「親が認知症になったら、銀行口座はどうなるのか?」
「家族信託を使えば、口座は凍結されないのか?」
このようなご相談は非常に多く寄せられます。
実際、認知症になると銀行口座が凍結され、
家族でも自由にお金を引き出せなくなるケースは少なくありません。
結論から言うと、家族信託を活用することで、
認知症による口座凍結リスクは回避することが可能です。
ただし、そのためには「信託口口座」など、いくつかの重要なポイントを押さえる必要があります。
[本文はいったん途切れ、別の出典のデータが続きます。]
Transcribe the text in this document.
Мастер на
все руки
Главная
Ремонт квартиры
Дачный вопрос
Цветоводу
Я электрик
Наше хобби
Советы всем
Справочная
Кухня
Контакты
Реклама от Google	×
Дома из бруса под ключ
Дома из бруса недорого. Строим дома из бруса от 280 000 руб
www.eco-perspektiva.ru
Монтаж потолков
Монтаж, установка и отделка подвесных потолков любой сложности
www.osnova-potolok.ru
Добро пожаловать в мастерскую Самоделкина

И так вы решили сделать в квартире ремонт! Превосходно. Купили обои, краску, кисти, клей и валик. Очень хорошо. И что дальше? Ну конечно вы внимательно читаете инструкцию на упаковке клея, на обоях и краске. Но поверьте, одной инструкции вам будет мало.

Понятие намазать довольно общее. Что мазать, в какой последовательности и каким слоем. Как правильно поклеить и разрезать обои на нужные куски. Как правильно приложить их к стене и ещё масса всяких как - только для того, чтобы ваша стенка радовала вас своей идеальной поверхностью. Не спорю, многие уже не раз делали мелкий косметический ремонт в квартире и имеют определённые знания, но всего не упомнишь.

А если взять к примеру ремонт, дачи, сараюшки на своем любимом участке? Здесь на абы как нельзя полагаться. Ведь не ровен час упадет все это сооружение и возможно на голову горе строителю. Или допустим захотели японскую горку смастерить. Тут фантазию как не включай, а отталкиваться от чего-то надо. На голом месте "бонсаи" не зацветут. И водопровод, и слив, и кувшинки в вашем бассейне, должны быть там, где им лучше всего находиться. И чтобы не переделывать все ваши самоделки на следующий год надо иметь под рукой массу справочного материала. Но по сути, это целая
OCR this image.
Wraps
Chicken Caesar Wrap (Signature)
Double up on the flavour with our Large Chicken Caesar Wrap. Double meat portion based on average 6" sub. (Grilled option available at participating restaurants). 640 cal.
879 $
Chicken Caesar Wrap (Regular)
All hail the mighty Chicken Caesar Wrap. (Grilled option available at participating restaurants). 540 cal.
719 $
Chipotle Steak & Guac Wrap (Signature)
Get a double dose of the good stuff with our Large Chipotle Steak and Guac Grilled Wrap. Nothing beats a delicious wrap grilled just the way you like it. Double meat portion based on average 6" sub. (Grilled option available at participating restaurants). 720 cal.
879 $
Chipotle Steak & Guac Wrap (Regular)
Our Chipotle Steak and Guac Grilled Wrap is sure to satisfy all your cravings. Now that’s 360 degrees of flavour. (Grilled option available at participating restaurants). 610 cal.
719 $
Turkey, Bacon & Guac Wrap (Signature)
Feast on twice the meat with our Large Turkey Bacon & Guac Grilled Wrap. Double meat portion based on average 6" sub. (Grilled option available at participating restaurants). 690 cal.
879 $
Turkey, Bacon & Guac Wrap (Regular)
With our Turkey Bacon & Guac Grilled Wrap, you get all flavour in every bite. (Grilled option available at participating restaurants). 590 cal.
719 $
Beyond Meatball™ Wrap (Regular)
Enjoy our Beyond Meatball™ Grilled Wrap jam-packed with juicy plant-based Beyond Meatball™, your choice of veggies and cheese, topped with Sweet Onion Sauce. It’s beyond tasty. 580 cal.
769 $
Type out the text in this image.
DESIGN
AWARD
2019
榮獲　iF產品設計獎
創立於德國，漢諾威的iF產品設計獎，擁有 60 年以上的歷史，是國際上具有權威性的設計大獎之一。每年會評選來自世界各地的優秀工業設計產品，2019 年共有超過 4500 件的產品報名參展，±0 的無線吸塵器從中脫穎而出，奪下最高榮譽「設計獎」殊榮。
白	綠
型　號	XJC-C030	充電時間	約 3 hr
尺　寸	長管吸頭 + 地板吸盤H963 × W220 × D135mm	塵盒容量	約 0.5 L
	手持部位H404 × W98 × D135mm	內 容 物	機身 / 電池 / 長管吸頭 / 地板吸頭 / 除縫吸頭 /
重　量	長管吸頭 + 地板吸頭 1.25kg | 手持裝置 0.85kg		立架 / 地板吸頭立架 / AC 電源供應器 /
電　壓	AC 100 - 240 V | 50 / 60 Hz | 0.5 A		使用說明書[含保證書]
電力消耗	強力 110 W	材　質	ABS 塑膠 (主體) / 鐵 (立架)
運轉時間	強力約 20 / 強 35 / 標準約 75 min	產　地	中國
本記事では、家族信託と銀行口座の関係について、実務ベースでわかりやすく解説します。
【なぜ認知症で口座が凍結されるのか】
通常、銀行口座は本人の意思に基づいて管理される前提です。
そのため、認知症などにより判断能力が低下すると
・本人の意思確認ができない
・不正利用のリスクがある
・銀行が取引を制限する
結果として、口座は事実上凍結された状態になり、
家族であっても、自由に引き出すことはできません。
【家族信託を使うとどうなる?】
家族信託では、あらかじめ財産の管理権限を
受託者(子など)に移しておきます。
そのため
・親(委託者)が元気なうちに契約
・子(受託者)が管理を担う
・認知症後もそのまま管理・出金が可能
これにより、口座凍結のリスクを回避できます。
【信託口口座とは?】
家族信託では、一般的に「信託口口座」(しんたくぐちこうざ)を利用します。
これは
・受託者名義で開設される口座
・ただし中身は「信託財産」として管理
・個人の資産とは明確に区別される
という特徴があり、
信託財産を適切に管理するための専用口座です。
【よくある注意点】
① すべての銀行で対応しているわけではない
信託口口座に対応している銀行は限られており、
支店によっても対応が異なる場合があります。
② 既存の口座は基本的にそのまま使えない
信託を開始する場合、新たに信託用の口座を開設する必要があります。
③ 管理方法を誤るとトラブルになる
信託財産と個人資産を混同すると、
相続や税務上の問題につながる可能性があります。
【まとめ】
家族信託で銀行口座はどうなるかというと
・認知症による口座凍結は回避できる
・ただし「信託口口座」の活用が重要
・銀行ごとに対応が異なるため事前確認が必要
家族信託を活用すれば、認知症による口座凍結リスクを回避することが可能です。
ただし、
・信託口口座の活用
・銀行の対応確認
・適切な財産管理
といったポイントを押さえる必要があります。
「信託をやれば安心」ではなく、
正しく設計・運用することが重要です。